Seeing a popular post about a very hit or miss change to Slack’s product (the new WYSIWYG input box) made me think of another thing in Slack that has annoyingly changed (without an option to toggle off). Its “Drafts” feature – where leaving a channel with an unfinished message means that the channel itself gets moved to the top of the left sidebar.

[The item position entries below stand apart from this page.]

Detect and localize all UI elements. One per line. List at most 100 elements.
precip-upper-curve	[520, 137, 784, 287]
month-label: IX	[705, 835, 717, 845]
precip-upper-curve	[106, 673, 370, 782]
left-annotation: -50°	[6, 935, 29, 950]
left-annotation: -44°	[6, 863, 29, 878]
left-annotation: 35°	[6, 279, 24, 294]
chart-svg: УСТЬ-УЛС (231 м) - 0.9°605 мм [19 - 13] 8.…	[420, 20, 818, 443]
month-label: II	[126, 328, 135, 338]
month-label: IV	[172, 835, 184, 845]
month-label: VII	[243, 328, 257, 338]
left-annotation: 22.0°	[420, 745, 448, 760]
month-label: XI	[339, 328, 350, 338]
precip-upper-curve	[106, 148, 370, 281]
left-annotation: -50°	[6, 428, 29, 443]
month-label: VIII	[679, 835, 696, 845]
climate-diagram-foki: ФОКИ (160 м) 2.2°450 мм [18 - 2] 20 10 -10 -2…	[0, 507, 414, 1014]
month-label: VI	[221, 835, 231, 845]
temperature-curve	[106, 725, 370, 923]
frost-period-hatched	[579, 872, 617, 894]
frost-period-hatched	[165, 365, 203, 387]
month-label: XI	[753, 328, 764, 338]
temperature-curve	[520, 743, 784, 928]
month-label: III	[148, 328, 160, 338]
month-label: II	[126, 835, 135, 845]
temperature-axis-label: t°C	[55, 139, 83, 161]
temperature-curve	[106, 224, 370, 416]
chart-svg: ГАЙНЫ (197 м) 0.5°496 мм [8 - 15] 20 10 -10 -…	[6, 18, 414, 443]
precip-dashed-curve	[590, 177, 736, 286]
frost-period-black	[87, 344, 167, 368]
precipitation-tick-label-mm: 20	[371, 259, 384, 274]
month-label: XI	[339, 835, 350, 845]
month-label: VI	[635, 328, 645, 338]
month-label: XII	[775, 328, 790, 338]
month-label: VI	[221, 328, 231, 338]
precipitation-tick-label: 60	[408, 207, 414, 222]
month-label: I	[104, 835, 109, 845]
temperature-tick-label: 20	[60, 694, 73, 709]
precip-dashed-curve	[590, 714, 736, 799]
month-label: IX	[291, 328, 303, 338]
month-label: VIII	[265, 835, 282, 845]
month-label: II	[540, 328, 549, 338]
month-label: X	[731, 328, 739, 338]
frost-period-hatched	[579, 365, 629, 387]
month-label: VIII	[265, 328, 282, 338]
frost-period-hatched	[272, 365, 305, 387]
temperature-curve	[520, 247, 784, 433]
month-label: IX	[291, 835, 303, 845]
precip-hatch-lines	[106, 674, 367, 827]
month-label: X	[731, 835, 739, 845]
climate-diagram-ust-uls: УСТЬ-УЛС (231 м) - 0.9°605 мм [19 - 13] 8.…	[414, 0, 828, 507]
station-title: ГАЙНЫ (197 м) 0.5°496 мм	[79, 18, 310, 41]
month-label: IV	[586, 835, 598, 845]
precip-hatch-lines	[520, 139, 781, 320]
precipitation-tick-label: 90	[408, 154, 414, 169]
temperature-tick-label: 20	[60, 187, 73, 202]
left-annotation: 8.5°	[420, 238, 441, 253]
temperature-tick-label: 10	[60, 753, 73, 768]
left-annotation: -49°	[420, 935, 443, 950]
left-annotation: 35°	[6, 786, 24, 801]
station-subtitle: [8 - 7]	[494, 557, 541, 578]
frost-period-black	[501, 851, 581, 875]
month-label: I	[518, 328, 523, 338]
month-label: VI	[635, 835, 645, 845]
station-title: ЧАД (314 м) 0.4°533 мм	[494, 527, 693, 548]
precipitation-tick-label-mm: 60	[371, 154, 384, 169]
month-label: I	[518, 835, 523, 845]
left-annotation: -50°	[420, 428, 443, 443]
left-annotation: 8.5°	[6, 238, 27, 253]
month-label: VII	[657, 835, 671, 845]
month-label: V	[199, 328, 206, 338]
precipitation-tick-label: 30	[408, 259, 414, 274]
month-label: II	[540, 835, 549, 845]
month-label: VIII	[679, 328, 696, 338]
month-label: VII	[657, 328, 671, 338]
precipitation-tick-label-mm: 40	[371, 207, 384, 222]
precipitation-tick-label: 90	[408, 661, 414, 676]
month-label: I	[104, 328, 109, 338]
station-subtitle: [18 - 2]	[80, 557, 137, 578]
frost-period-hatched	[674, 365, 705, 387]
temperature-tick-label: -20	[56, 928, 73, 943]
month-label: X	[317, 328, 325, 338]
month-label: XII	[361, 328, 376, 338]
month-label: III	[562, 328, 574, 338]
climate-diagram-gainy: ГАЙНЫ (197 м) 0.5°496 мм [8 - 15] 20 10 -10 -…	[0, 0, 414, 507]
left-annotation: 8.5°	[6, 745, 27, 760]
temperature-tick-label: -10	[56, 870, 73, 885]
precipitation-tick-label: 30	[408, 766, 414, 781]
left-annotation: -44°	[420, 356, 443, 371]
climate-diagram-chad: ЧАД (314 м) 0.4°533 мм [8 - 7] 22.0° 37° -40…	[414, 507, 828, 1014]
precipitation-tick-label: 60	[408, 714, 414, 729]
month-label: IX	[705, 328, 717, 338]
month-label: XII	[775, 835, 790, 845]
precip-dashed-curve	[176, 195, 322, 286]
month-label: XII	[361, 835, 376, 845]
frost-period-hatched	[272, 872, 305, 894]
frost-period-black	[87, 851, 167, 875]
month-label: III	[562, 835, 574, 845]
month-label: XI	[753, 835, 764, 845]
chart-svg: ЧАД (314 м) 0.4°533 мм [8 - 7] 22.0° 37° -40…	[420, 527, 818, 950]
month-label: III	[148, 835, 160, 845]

It completely breaks my flow, because 1.) you can no longer use up/down hotkeys to reliably go between specific channels, and 2.) frequently have to do a double take and ask, “where did that channel go?” – especially if you Star specific DM channels, because those rest between the drafts section and the rest of the channels: meaning the Drafts are out of view most of the time. It’s a disorienting experience for new users and a pain to have to scroll up to click on the channel, when before I did not have to scroll up /and/ was able to use hotkeys to more quickly accomplish the same task.
I wish that Starring channels would somehow make them immune to jumping into Drafts, but alas, that doesn’t work.
Long ago I created a Chrome extension that reordered things nicely, but their CSS changes frequently which made it a maintenance hassle, and I read on HN another dev saying doing so is against their terms of service anyway.
Not a fan of that anti-tinkering attitude. Not just to developers but to ordinary users. Reordering channels in the sidebar is a basic example of tinkering, but it’s only for paid users.
Slack: don’t make dramatic changes to a user’s workflow without giving a simple toggle to preserve old behavior. Be more receptive to user feedback. Be open to fragmenting your UX for significant edge cases.
I get it, most users probably love the Drafts feature. My wife does, for example, and she works at a big organization, which has different needs from my workplace. But even if dramatic changes to product are approved of by 75% of users, every time you do so, you create whiplash for the other 25%, and prevent many from ever loving your product. With copycat services out there like Microsoft Teams, Slack’s leadership needs to order a copy of The Loyalty Effect and get back to the basics.
Take the WYSIWYG input box changes. I bet 75%+ of Slack’s users aren’t sharing code via the service frequently or code at all. But of the coders that do, probably 90% hate the change. If you apply a utilitarian “greatest good for the greatest number” approach, you are blinded to the alienation that is happening. Again, a simple toggle to preserve old behavior fixes a lot of this.